Hint: The condition of concurrency which states that if three lines${a_1}{x_1} + {b_1}{y_1} + {c_1} = 0$ , ${a_2}{x_2} + {b_2}{y_2} + {c_2} = 0$ and ${a_3}{x_3} + {b_3}{y_3} + {c_3} = 0$ are concurrent then
$\left| {\begin{array}{*{20}{c}}
  {{a_1}}&{{b_1}}&{{c_1}} \\
  {{a_2}}&{{b_2}}&{{c_2}} \\
  {{a_3}}&{{b_3}}&{{c_3}}
\end{array}} \right| = 0$ to solve the lines.

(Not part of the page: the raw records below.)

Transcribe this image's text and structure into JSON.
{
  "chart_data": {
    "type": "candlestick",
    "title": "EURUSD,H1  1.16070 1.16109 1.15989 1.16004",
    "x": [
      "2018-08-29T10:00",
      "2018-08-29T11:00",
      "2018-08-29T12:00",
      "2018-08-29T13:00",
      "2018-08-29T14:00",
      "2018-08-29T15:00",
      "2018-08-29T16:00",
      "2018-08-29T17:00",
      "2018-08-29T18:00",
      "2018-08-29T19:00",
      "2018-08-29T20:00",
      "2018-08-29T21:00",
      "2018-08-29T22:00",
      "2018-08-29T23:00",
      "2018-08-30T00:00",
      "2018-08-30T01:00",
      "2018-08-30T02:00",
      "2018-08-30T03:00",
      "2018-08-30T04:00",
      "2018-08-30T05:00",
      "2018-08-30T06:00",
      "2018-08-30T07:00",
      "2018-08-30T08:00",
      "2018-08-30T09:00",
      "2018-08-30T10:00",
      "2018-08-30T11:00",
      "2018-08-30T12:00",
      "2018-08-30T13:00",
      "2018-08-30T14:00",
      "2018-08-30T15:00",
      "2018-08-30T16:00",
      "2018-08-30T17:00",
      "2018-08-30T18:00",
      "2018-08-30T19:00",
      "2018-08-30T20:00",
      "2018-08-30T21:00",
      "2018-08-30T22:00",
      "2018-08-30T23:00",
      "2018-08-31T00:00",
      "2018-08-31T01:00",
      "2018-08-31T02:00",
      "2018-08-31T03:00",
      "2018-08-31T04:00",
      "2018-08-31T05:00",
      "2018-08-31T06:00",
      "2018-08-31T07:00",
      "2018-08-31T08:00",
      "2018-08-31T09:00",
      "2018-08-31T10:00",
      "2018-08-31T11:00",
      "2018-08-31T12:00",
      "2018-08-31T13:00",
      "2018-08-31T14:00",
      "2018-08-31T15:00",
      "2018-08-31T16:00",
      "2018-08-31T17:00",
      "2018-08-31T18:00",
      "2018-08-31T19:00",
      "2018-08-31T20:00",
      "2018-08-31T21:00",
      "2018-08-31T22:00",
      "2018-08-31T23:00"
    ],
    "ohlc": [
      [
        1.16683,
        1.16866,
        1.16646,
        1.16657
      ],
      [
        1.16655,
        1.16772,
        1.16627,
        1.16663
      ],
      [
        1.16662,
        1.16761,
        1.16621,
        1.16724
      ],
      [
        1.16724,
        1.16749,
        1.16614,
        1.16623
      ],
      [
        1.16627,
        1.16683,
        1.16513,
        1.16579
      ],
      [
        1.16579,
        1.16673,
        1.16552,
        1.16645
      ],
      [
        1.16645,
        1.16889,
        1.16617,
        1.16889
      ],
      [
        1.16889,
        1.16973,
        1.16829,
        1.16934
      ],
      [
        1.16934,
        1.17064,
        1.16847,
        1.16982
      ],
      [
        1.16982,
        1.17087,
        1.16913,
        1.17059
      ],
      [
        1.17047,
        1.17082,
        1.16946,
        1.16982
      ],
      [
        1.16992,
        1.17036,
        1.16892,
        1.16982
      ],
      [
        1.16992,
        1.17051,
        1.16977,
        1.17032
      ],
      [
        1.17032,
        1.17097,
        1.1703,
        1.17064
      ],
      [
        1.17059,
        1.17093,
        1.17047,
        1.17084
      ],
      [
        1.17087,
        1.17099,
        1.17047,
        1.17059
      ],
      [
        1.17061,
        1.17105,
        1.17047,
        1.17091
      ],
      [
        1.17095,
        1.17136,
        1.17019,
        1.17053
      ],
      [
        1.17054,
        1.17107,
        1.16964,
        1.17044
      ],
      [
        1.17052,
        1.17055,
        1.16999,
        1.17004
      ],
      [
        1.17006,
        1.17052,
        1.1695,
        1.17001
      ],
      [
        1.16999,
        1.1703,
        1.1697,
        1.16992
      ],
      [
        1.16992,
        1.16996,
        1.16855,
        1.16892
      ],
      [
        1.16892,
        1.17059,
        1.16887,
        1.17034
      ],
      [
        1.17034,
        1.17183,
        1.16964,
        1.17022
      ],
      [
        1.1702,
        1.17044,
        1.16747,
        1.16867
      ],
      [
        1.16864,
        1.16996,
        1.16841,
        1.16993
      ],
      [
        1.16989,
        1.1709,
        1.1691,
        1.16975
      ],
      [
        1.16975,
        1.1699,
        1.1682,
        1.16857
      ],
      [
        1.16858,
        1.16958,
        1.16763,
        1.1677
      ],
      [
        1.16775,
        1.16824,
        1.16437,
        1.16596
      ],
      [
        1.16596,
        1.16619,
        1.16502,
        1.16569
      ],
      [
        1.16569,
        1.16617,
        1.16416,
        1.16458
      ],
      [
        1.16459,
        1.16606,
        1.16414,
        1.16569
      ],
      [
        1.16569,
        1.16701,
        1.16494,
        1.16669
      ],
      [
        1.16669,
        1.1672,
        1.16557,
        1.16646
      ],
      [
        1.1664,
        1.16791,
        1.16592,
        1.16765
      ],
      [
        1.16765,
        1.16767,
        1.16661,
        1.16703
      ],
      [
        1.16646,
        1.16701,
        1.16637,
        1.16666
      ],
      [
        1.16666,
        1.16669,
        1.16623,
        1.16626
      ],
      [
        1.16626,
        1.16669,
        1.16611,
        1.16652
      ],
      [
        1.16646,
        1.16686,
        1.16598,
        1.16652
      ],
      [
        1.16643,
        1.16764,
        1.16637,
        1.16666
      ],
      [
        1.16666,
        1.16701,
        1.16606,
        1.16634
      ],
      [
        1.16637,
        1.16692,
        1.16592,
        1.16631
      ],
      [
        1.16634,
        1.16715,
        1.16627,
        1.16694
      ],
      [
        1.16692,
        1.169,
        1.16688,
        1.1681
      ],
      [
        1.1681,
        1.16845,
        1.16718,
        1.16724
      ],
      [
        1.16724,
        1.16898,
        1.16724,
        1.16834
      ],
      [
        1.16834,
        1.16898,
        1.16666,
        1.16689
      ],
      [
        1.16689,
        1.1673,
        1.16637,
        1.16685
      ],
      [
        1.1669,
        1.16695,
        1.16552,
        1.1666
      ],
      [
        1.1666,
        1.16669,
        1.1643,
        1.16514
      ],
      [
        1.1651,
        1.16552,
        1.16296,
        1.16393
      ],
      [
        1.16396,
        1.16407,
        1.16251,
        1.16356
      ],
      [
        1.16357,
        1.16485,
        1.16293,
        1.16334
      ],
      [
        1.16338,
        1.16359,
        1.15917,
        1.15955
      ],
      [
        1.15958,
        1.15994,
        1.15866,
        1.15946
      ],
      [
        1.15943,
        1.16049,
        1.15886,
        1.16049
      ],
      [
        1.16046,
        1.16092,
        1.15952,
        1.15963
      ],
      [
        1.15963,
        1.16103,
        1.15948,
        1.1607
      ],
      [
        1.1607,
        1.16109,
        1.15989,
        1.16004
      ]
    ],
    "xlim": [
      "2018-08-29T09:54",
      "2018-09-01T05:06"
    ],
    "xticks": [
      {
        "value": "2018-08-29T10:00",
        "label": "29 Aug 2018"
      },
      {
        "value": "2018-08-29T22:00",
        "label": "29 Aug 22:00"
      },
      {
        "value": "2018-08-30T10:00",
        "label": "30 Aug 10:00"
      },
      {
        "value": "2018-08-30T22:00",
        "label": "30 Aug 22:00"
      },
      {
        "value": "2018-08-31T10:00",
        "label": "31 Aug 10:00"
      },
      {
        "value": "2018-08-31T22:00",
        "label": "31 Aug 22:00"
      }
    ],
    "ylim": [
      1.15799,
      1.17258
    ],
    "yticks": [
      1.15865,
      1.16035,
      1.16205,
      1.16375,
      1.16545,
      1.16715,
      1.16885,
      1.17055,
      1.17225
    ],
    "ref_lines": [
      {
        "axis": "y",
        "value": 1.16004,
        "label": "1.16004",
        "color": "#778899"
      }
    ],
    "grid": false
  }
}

If two angles are equal then it is an isosceles triangle, if three angles are equal then it is an equilateral triangle. If one angle equals ${90^ \circ }$ then it is a right angle triangle.If none of the above conditions exists then there is no such triangle.

Complete step-by-step answer:
Given that these lines are concurrent-
$ x{\sin ^2}A + y\sin A + 1 = 0 \\
  x{\sin ^2}B + y\sin B + 1 = 0 \\
  x{\sin ^2}C + y\sin C + 1 = 0 \\
$
We know that that Three lines${a_1}{x_1} + {b_1}{y_1} + {c_1} = 0$ , ${a_2}{x_2} + {b_2}{y_2} + {c_2} = 0$ and ${a_3}{x_3} + {b_3}{y_3} + {c_3} = 0$ are concurrent only if there determinant is equal to zero which is given as-
$\left| {\begin{array}{*{20}{c}}
  {{a_1}}&{{b_1}}&{{c_1}} \\
  {{a_2}}&{{b_2}}&{{c_2}} \\
  {{a_3}}&{{b_3}}&{{c_3}}
\end{array}} \right| = 0$
On comparing the given lines and the lines of the condition of concurrency we get,
${a_1} = {\sin ^2}A$ ,${b_1} = \sin A$, ${c_1} = {c_2} = {c_3} = 1$, ${a_2} = {\sin ^2}B$ ,${b_2} = \sin B$ ,${a_3} = {\sin ^2}C$ and ${b_3} = \sin C$
On putting these values in the condition we get,
$ \Rightarrow \left| {\begin{array}{*{20}{c}}
  {{{\sin }^2}A}&{\sin A}&1 \\
  {{{\sin }^2}B}&{\sin B}&1 \\
  {{{\sin }^2}C}&{\sin C}&1
\end{array}} \right| = 0$
On solving the determinant we get,
$ \Rightarrow {\sin ^2}A\left| {\begin{array}{*{20}{c}}
  {\sin B}&1 \\
  {\sin C}&1
\end{array}} \right| - \sin A\left| {\begin{array}{*{20}{c}}
  {{{\sin }^2}B}&1 \\
  {{{\sin }^2}C}&1
\end{array}} \right| + 1\left| {\begin{array}{*{20}{c}}
  {{{\sin }^2}B}&{\sin B} \\
  {{{\sin }^2}C}&{\sin C}
\end{array}} \right| = 0$
On solving further-
$ \Rightarrow {\sin ^2}A\left( {\sin B - \sin C} \right) - \sin A\left( {{{\sin }^2}B - {{\sin }^2}C} \right) + 1\left( {{{\sin }^2}B\sin C - {{\sin }^2}C\sin B} \right) = 0$
We know that,${a^2} - {b^2} = \left( {a + b} \right)\left( {a - b} \right)$
So using the identity and taking the common terms out of the bracket in the third term we get,
$ \Rightarrow {\sin ^2}A\left( {\sin B - \sin C} \right) - \sin A\left( {\sin B - \sin C} \right)\left( {\sin B + \sin C} \right) + \sin B\sin C\left( {\sin B - \sin C} \right) = 0$
On taking$\left( {\sin B - \sin C} \right)$ common we get,
$ \Rightarrow \left( {\sin B - \sin C} \right)\left[ {{{\sin }^2}A - \sin A\left( {\sin B + \sin C} \right) + \sin B\sin C} \right] = 0$
Now on solving the terms inside the bracket,
$ \Rightarrow \left( {\sin B - \sin C} \right)\left[ {{{\sin }^2}A - \sin A\sin B - \sin A\sin C + \sin B\sin C} \right] = 0$
On taking common we get,
$ \Rightarrow \left( {\sin B - \sin C} \right)\left[ {\sin A\left( {\sin A - \sin B} \right) - \sin C\left( {\sin A - \sin B} \right)} \right] = 0$
On taking$\left( {\sin A - \sin B} \right)$ common we get,
$ \Rightarrow \left( {\sin B - \sin C} \right)\left( {\sin A - \sin B} \right)\left[ {\sin A - \sin C} \right] = 0$
On equating the multiplication terms to zero we get,
$ \Rightarrow \left( {\sin B - \sin C} \right) = 0{\text{ or }}\left( {\sin A - \sin B} \right) = 0{\text{ or }}\left[ {\sin A - \sin C} \right] = 0$
So we get,
$ \Rightarrow \sin B = \sin C{\text{ or }}\sin A = \sin B{\text{ or }}\sin A = \sin C$
This means that any of the two angles of the triangles are equal
So the triangle is an isosceles triangle.

Hence, the correct answer is B.

Note: The condition of concurrency of three lines means that they pass through the same point. If instead of angles a quadratic equation was given with integer values then we could have solved the question by solving the first two lines and finding the value of x and y. Then we would have checked if these values satisfied the third line. If they did then the lines would be concurrent.